Comment se déroule une expertise ? Que ce soit en justice, à l'amiable ou devant le FAM, elle suit un ordre similaire :

  • l'expert convoque les parties à une réunion d'« installation » pour prendre connaissance du dossier et faire un premier point ;
  • il demande la communication de toutes les pièces et du dossier médical ;
  • il peut faire appel à un ou plusieurs sapiteurs pour les points techniques spécialisés ;
  • après avoir tout examiné et entendu les parties, il rend un avis provisoire (responsabilité, préjudice, date de consolidation) ;
  • les parties disposent d'un délai (généralement un mois au moins) pour formuler leurs observations (« dires »), auxquelles l'expert doit répondre ;
  • l'expert rend ensuite ses conclusions définitives dans un rapport circonstancié ;
  • si une aggravation future est possible en lien causal avec la faute, l'expert retient des réserves.

L'intégralité de l'expertise se fait de façon contradictoire : toutes les parties y participent et sont informées de toutes les communications.
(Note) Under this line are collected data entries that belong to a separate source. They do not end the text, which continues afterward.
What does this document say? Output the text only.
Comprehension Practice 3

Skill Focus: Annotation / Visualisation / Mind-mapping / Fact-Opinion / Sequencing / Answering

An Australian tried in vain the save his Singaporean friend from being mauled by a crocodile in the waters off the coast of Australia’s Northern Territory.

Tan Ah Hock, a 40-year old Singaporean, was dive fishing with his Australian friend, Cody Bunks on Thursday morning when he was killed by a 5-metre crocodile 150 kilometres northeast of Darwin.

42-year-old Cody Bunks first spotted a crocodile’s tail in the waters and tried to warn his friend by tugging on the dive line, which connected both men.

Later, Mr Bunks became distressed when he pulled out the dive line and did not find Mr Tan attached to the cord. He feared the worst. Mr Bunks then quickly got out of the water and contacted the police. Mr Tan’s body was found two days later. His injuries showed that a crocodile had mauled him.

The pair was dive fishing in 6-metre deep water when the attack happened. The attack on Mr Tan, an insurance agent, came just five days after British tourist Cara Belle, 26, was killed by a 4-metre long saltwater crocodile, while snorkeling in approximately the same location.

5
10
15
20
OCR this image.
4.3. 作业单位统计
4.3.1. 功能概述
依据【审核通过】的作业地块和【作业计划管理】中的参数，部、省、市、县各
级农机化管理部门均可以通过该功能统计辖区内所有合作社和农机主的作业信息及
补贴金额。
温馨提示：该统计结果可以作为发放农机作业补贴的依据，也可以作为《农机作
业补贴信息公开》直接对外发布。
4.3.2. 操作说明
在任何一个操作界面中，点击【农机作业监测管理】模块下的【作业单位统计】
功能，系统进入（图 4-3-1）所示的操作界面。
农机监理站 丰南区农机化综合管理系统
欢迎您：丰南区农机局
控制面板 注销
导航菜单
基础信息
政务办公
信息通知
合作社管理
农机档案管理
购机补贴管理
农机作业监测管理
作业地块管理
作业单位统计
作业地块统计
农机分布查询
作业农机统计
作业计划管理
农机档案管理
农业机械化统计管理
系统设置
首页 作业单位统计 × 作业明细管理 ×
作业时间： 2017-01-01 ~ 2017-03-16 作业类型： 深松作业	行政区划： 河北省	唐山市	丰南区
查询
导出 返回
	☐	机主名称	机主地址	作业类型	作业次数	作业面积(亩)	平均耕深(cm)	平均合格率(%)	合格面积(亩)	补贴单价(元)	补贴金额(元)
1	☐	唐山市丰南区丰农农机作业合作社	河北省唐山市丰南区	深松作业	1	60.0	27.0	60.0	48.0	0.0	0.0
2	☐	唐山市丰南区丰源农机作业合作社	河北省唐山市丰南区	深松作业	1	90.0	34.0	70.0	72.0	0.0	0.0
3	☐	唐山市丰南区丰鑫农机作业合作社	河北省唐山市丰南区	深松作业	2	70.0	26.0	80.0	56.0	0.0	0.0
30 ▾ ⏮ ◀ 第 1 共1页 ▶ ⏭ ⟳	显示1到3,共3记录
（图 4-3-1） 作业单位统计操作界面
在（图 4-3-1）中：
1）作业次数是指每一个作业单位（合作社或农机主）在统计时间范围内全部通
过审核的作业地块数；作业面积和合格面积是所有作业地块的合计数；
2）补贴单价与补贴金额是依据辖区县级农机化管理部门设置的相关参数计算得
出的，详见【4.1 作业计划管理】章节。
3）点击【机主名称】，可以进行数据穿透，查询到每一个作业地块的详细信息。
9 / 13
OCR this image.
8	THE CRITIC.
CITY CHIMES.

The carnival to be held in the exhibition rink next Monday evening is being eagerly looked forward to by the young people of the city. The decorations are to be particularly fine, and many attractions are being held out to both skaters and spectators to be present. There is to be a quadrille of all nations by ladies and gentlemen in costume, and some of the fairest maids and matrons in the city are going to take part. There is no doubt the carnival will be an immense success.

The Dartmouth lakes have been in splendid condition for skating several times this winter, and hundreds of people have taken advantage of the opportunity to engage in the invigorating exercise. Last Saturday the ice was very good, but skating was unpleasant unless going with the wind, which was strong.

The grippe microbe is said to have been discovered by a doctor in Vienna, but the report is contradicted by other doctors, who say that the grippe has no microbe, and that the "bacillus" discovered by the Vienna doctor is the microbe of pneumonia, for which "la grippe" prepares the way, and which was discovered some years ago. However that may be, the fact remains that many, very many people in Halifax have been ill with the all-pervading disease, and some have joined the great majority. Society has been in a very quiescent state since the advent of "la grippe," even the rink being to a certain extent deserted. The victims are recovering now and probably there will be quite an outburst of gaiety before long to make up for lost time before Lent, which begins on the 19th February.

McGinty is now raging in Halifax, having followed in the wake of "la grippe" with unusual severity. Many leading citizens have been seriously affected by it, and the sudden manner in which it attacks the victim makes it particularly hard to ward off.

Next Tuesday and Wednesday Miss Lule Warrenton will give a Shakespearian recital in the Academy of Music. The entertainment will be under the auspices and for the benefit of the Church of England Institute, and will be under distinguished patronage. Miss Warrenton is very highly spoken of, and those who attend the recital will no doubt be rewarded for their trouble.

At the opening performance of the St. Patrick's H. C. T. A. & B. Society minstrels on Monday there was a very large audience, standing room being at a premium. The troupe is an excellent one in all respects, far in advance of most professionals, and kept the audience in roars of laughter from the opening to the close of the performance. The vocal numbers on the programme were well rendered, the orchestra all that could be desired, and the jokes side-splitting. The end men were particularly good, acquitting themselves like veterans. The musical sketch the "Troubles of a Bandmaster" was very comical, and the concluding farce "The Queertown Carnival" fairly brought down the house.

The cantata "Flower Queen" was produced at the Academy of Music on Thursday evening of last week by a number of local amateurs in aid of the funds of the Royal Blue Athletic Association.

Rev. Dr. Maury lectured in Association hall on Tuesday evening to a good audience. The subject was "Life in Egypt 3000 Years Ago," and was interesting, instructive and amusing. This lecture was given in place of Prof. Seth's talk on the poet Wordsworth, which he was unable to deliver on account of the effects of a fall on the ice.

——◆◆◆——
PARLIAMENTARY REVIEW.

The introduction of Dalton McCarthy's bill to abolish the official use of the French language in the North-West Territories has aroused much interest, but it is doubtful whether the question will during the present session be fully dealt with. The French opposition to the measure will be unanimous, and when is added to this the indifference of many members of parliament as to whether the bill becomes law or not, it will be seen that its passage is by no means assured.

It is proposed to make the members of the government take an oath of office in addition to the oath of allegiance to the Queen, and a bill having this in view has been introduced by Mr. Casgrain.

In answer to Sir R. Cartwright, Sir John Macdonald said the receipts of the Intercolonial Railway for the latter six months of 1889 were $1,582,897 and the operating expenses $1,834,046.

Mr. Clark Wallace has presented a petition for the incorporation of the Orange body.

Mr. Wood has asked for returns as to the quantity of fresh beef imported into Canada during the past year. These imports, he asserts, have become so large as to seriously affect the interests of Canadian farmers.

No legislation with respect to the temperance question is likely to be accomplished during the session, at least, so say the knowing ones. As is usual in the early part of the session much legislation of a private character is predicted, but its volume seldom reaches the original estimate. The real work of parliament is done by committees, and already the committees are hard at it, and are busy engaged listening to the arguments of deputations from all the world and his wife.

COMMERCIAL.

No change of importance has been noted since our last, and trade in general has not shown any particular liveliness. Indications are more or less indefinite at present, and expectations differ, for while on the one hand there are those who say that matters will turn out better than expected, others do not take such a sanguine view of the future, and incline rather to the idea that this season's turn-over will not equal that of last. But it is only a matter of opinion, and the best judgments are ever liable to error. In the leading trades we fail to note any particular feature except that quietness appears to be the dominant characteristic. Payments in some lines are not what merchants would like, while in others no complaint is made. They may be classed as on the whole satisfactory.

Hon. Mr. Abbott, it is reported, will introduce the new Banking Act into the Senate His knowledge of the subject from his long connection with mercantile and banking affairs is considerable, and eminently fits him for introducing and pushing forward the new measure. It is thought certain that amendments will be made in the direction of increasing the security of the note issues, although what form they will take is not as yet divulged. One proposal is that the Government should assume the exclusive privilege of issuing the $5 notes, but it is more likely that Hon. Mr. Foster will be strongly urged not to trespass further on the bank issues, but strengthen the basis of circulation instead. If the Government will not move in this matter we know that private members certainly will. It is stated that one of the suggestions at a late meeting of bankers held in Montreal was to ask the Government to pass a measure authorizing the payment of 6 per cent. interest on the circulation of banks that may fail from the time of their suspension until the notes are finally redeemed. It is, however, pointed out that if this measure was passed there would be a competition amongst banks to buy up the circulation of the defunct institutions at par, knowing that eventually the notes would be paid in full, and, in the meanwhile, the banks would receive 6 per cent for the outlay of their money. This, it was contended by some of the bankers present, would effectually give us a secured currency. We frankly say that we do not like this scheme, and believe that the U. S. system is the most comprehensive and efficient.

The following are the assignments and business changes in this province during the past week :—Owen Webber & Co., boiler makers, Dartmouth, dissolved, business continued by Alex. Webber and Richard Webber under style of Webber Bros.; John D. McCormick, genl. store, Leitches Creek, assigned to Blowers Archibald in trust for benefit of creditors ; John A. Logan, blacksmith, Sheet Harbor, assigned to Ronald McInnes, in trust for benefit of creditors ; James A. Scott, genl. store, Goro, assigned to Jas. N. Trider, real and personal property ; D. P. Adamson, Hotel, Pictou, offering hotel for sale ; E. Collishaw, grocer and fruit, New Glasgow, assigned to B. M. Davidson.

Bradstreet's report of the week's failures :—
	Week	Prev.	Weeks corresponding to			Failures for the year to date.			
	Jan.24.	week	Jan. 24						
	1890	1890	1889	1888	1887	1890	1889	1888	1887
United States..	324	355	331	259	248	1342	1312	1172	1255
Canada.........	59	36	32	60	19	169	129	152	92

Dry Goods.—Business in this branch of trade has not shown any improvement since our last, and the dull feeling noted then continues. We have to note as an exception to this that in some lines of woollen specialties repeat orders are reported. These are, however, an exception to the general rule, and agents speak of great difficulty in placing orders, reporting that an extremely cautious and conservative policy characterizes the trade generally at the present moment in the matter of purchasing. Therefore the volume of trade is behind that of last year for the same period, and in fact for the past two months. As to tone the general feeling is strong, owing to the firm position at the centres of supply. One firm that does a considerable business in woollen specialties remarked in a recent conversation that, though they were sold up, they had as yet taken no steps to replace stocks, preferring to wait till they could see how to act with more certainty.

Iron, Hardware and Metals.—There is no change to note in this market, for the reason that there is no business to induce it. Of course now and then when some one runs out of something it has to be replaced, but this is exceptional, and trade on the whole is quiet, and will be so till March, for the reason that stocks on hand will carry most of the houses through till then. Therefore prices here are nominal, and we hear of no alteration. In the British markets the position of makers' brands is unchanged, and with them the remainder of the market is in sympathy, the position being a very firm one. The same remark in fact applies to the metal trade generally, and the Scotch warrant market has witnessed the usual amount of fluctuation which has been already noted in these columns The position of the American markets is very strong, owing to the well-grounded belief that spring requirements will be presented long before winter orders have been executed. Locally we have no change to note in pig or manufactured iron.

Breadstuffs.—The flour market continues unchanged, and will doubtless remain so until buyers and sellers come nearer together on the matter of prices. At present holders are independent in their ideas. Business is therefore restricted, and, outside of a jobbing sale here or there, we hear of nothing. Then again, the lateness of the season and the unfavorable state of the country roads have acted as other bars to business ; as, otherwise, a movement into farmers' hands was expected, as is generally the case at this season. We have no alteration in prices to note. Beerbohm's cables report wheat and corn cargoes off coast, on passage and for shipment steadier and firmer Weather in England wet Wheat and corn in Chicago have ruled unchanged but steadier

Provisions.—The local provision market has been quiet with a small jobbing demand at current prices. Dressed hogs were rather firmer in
Rien ne peut être « caché » à l'expert sans être transmis à l'autre partie. Le non-respect du contradictoire peut invalider toute l'expertise. Après le dépôt du rapport définitif, la victime peut réclamer son indemnité.

7. L'évaluation du préjudice

Après la remise du rapport définitif, la victime dispose de tous les éléments médicaux pour établir sa réclamation, chiffrée en euros. Évaluer un préjudice corporel est un processus complexe qui peut prendre du temps.

Les principaux postes sont les incapacités, réparties en incapacités temporaires et permanentes. À côté de celles-ci, et sans que la liste soit exhaustive :

  • les frais administratifs, médicaux, pharmaceutiques, vestimentaires, matériels et funéraires ;
  • les frais de défense et de justice ;
  • le préjudice sexuel ;
  • le préjudice d'agrément ;
  • le quantum doloris ;
  • les intérêts de retard ; etc.

Au fil des années, avocats, assureurs et tribunaux ont appliqué diverses méthodes d'évaluation, certaines favorables aux victimes, d'autres aux assureurs. Un même rapport peut ainsi donner lieu à des indemnisations très différentes selon l'avocat en charge et le tribunal saisi (les pratiques diffèrent entre le Nord et le Sud du pays, et même au sein d'un même tribunal).

C'est le rôle de l'avocat de transformer les souffrances objectivées par le rapport d'expertise en euros. La réclamation est reprise dans une note de préjudice, accompagnée des pièces justificatives, adressée à l'assureur adverse — qui répond généralement par une contre-proposition. En cas d'accord, la victime est payée et le dossier est clôturé, sauf réserves émises par l'expert.